To protect the Western Cape’s multi-billion-rand agricultural export sector, South Africa has had to transition rapidly from deep, systemic frustration to active, ground-level execution. For an industry supporting 320,000 rural livelihoods, harbour efficiency is a baseline requirement for farm survival. To understand where the port stands today, one must separate retrospective global rankings from real-time progress.
The Gap: Why the Global Index Lagged Behind Reality
On 10 June 2026, the World Bank and S&P Global released the latest Container Port Performance Index (CPPI), placing the Port of Cape Town at the bottom (400th globally).
However, this ranking was highly retrospective, measuring a 12-month period spanning 1 January to 31 December 2025. It captured a painful past calendar year plagued by severe winds, equipment shortages, and massive delays—a bottleneck that cost local table grape and stone fruit growers over R4.2 billion in lost revenue and degraded quality. But while the index painted a bleak historical picture, a quiet, physical turnaround was already actively underway on the quayside.
The Quiet Recovery: Turning the Tide on the Ground
Contrary to the lagging index, Transnet National Ports Authority (TNPA) and local port operators had already begun implementing aggressive operational changes late last year. By investing in infrastructure and addressing legacy failures, the live data for the 2025/26 financial year was already showing a dramatic upward trajectory:
- Vessel Turnaround: Container terminal Ship Turnaround Times (STAT) consistently dropped from 103 hours in 2023/24, to 74 hours in 2025/26, and plummeted to a live year-to-date average of just 58 hours in July 2026.
- Anchorage Waiting: Average vessel waiting times at anchorage fell from 127 hours (2023/24) to 79 hours (2025/26).
- The Swell Solution: The permanent deployment of ten hydraulic shore tension units successfully stabilized docked ships against severe swells, reducing long-wave operational downtime by 92% since 2023/24.
TNPA Acting Port Manager, Ophelia Shabane, confirmed these quiet gains were driven by improved terminal handling rates and the virtual elimination of marine-related delays like pilotage and tug coordination.
Divergent Cargo Trends
This operational healing allowed the port to handle shifting trade dynamics across diverse cargo sectors in 2025/26:
- Containers: Rose by 6.5%, supported by record deep-sea import and export volumes.
- Liquid Bulk & Break Bulk: Increased by 10.3% and 25.5% respectively.
- Dry Bulk: Decreased by 42.8%. Crucially, this drop represents positive local news: bumper regional harvests reduced the Western Cape’s reliance on imported grains like maize and barley.
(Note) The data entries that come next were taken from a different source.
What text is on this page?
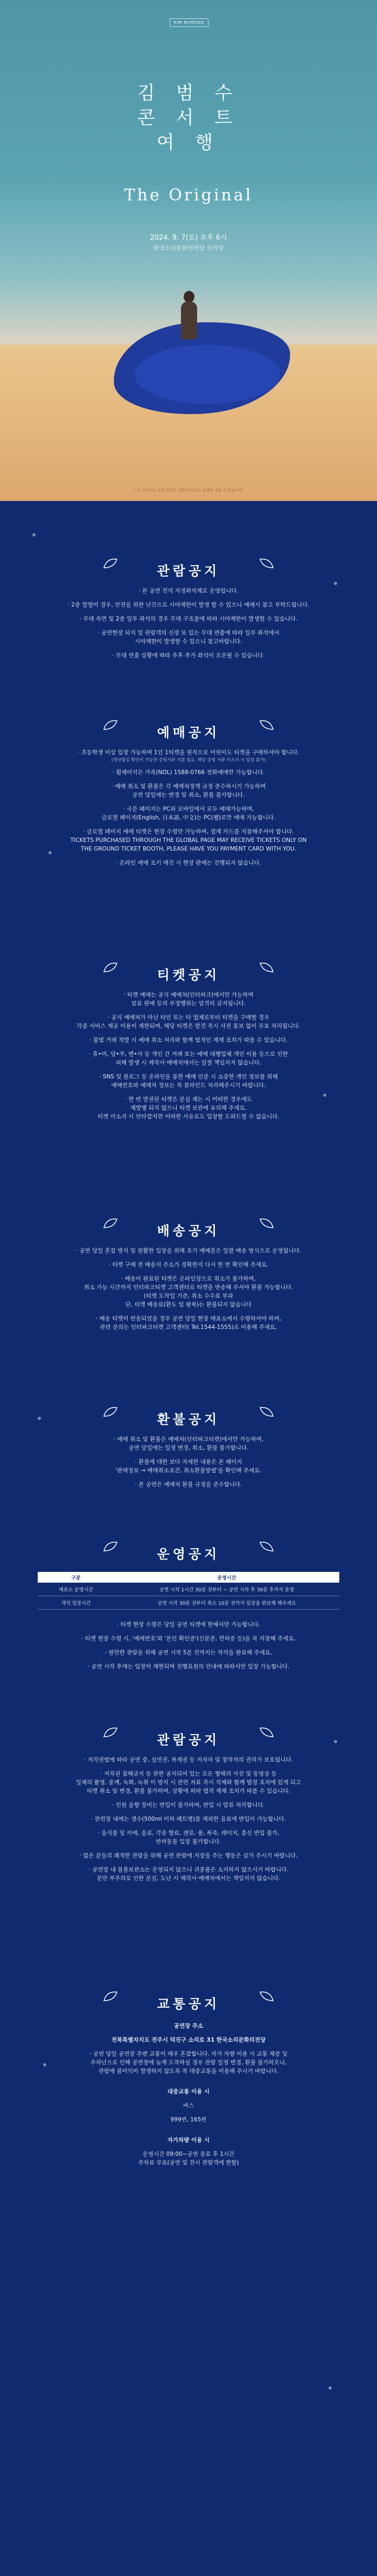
KIM BUMSOO
김 범 수
콘 서 트
여 행
The Original
2024. 9. 7(토) 오후 6시
한국소리문화의전당 모악당
* 본 이미지는 공연 홍보를 위한 이미지로 실제와 다를 수 있습니다.
관람공지

· 본 공연 전석 지정좌석제로 운영됩니다.

· 2층 발열이 경우, 안전을 위한 난간으로 시야제한이 발생 할 수 있으니 예매시 참고 부탁드립니다.

· 무대 측면 및 2층 일부 좌석의 경우 무대 구조물에 따라 시야제한이 발생할 수 있습니다.

· 공연현장 되지 및 관람객의 신장 또 있는 무대 연출에 따라 일부 좌석에서

시야제한이 발생할 수 있으니 참고바랍니다.

· 무대 연출 상황에 따라 추후 추가 좌석이 오픈될 수 있습니다.

예매공지

· 초등학생 이상 입장 가능하며 1인 1티켓을 원칙으로 어린이도 티켓을 구매하셔야 합니다.

(생년월일 확인이 가능한 증빙서류 지참 필요. 해당 증빙 서류 미소지 시 입장 불가)

· 휠체어석은 가족(NOL) 1588-0766 전화예매만 가능합니다.

· 예매 취소 및 환불은 각 예매처정책 규정 준수하시기 가능하며

공연 당일에는 변경 및 취소, 환불 불가합니다.

· 국문 페이지는 PC와 모바일에서 모두 예매가능하며,

글로벌 페이지(English, 日本語, 中文)는 PC(웹)로만 예매 가능합니다.

· 글로벌 페이지 예매 티켓은 현장 수령만 가능하며, 결제 카드를 지참해주셔야 합니다.

TICKETS PURCHASED THROUGH THE GLOBAL PAGE MAY RECEIVE TICKETS ONLY ON

THE GROUND TICKET BOOTH, PLEASE HAVE YOU PAYMENT CARD WITH YOU.

· 온라인 예매 조기 매진 시 현장 판매는 진행되지 않습니다.

티켓공지

· 티켓 예매는 공식 예매처(인터파크)에서만 가능하며

암표 판매 등의 부정행위는 엄격히 금지됩니다.

· 공식 예매처가 아닌 타인 또는 타 업체로부터 티켓을 구매할 경우

각종 서비스 제공 이용이 제한되며, 해당 티켓은 발견 즉시 사전 통보 없이 무효 처리됩니다.

· 불법 거래 적발 시 예매 취소 처리와 함께 법적인 제재 조치가 따를 수 있습니다.

· 휴•미, 당•쿠, 벤•사 등 개인 간 거래 또는 예매 대행업체 개인 이용 등으로 인한

피해 발생 시 제작사·예매처에서는 일절 책임지지 않습니다.

· SNS 및 블로그 등 온라인을 통한 예매 인증 시 소중한 개인 정보를 위해

예매번호와 예매자 정보는 꼭 블라인드 처리해주시기 바랍니다.

· 한 번 발권된 티켓은 분실 재는 시 어떠한 경우에도

재발행 되지 않으니 티켓 보관에 유의해 주세요.

티켓 미소지 시 안타깝지만 어떠한 사유로도 입장할 도와드릴 수 없습니다.

배송공지

· 공연 당일 혼잡 방지 및 원활한 입장을 위해 초기 예매분은 일괄 배송 방식으로 운영됩니다.

· 티켓 구매 전 배송지 주소가 정확한지 다시 한 번 확인해 주세요.

· 배송이 완료된 티켓은 온라인상으로 취소가 불가하며,

취소 가능 시간까지 인터파크티켓 고객센터로 티켓을 반송해 주셔야 환불 가능합니다.

(티켓 도착일 기준, 취소 수수료 부과

단, 티켓 배송료(환도 및 왕복)는 환불되지 않습니다

· 배송 티켓이 반송되었을 경우 공연 당일 현장 매표소에서 수령하셔야 하며,

관련 문의는 인터파크티켓 고객센터( Tel.1544-1555)로 이용해 주세요.

환불공지

· 예매 취소 및 환불은 예매처(인터파크티켓)에서만 가능하며,

공연 당일에는 일정 변경, 취소, 환불 불가합니다.

· 환불에 대한 보다 자세한 내용은 본 페이지

'판매정보 → 예매취소조건, 취소환불방법'을 확인해 주세요.

· 본 공연은 예매처 환불 규정을 준수합니다.

운영공지
구분	운영시간
매표소 운영시간	공연 시작 1시간 30분 전부터 ~ 공연 시작 후 30분 후까지 운영
객석 입장시간	공연 시작 30분 전부터 취소 10분 전까지 입장을 완료해 해주세요

· 티켓 현장 수령은 당일 공연 티켓에 한해서만 가능합니다.

· 티켓 현장 수령 시, '예매번호'와 '본인 확인증'(신분증, 면허증 등)을 꼭 지참해 주세요.

· 원만한 관람을 위해 공연 시작 5분 전까지는 착석을 완료해 주세요.

· 공연 시작 후에는 입장이 제한되며 진행요원의 안내에 따라서만 입장 가능합니다.

관람공지

· 저작권법에 따라 공연 중, 실연권, 복제권 등 저자자 및 창작자의 권리가 보호됩니다.

· 저작권 침해금지 등 관한 공지되어 있는 모든 형태의 사진 및 동영상 등

일체의 촬영, 중계, 녹화, 녹취 이 방지 시 관련 자료 즉시 삭제와 함께 법정 조치에 있게 되고

티켓 취소 및 변경, 환불 불가하며, 상황에 따라 법적 제재 조치가 따를 수 있습니다.

· 인원 음향 장비는 반입이 불가하며, 반입 시 압류 처리합니다.

· 관련장 내에는 생수(500ml 이하 페트병)를 제외한 음료에 반입이 가능합니다.

· 음식물 및 카메, 음료, 각종 향료, 캔류, 풍, 폭죽, 레이저, 총신 반입 불가,

반려동물 입장 불가합니다.

· 많은 분들의 쾌적한 관람을 위해 공연 관람에 지장을 주는 행동은 삼가 주시기 바랍니다.

· 공연장 내 불볼보관소는 운영되지 않으니 귀중품은 소지하지 않으시기 바랍니다.

분만 부주의로 인한 분실, 도난 시 제작사·예매처에서는 책임지지 않습니다.

교통공지

공연장 주소

전북특별자치도 전주시 덕진구 소리로 31 한국소리문화의전당

· 공연 당일 공연장 주변 교통이 매우 혼잡합니다. 자가 차량 이용 시 교통 체증 및

주차난으로 인해 공연장에 늦게 도착하실 경우 관람 일정 변경, 환불 불가하오니,

관람에 불이익이 발생하지 않도록 꼭 대중교통을 이용해 주시기 바랍니다.

대중교통 이용 시

버스

999번, 165번

자가차량 이용 시

운영시간 09:00~공연 종료 후 1시간

주차료 무료(공연 및 전시 관람객에 한함)
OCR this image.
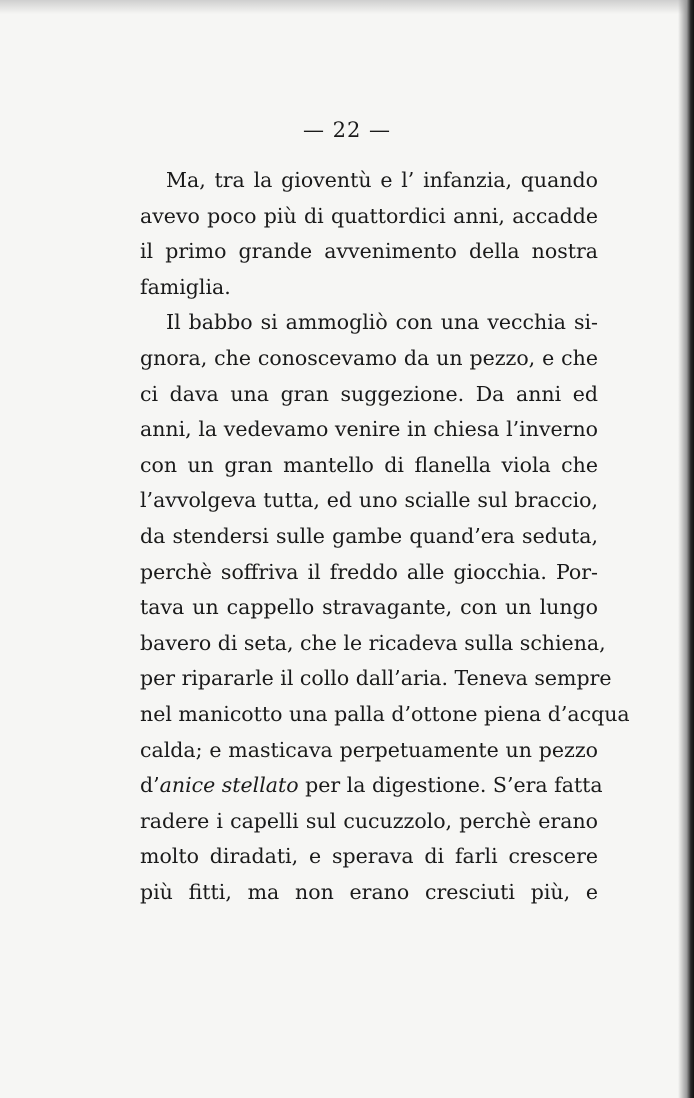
— 22 —
Ma, tra la gioventù e l’ infanzia, quando
avevo poco più di quattordici anni, accadde
il primo grande avvenimento della nostra
famiglia.
Il babbo si ammogliò con una vecchia si-
gnora, che conoscevamo da un pezzo, e che
ci dava una gran suggezione. Da anni ed
anni, la vedevamo venire in chiesa l’inverno
con un gran mantello di flanella viola che
l’avvolgeva tutta, ed uno scialle sul braccio,
da stendersi sulle gambe quand’era seduta,
perchè soffriva il freddo alle giocchia. Por-
tava un cappello stravagante, con un lungo
bavero di seta, che le ricadeva sulla schiena,
per ripararle il collo dall’aria. Teneva sempre
nel manicotto una palla d’ottone piena d’acqua
calda; e masticava perpetuamente un pezzo
d’anice stellato per la digestione. S’era fatta
radere i capelli sul cucuzzolo, perchè erano
molto diradati, e sperava di farli crescere
più fitti, ma non erano cresciuti più, e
The Catalyst: Locking in the Gains
With the physical recovery already showing promise, the Western Cape Government stepped in to ensure these gains are sustained. On 22 June 2026, Minister of Agriculture Dr. Ivan Meyer officially outlined a four-point plan to partner with Transnet, FPEF, Hortgro, and Sati to lock in these operational improvements:
- World Bank Alignment: Comparing CPPI data with the Western Cape’s own Digital Logistics Planning Platform (DLPP).
- Transnet Engagement: Directly addressing vessel sequencing, container stack management, and wind-related disruptions.
- Congestion Management: Expanding landside night-shift operations and increasing the use of inland terminals during peak export periods.
- Privatization Push: Promoting private sector participation—while 9 out of 11 terminals are already privately operated, TNPA is preparing RFPs for a multipurpose terminal and a new floating dock.
The upcoming peak harvest will test this newly optimized system to its limits. But with on-the-ground recoveries already proven, and a provincial strategy now actively locking them in, the Port of Cape Town is no longer merely treading water—it is actively charting a course toward sustainable recovery.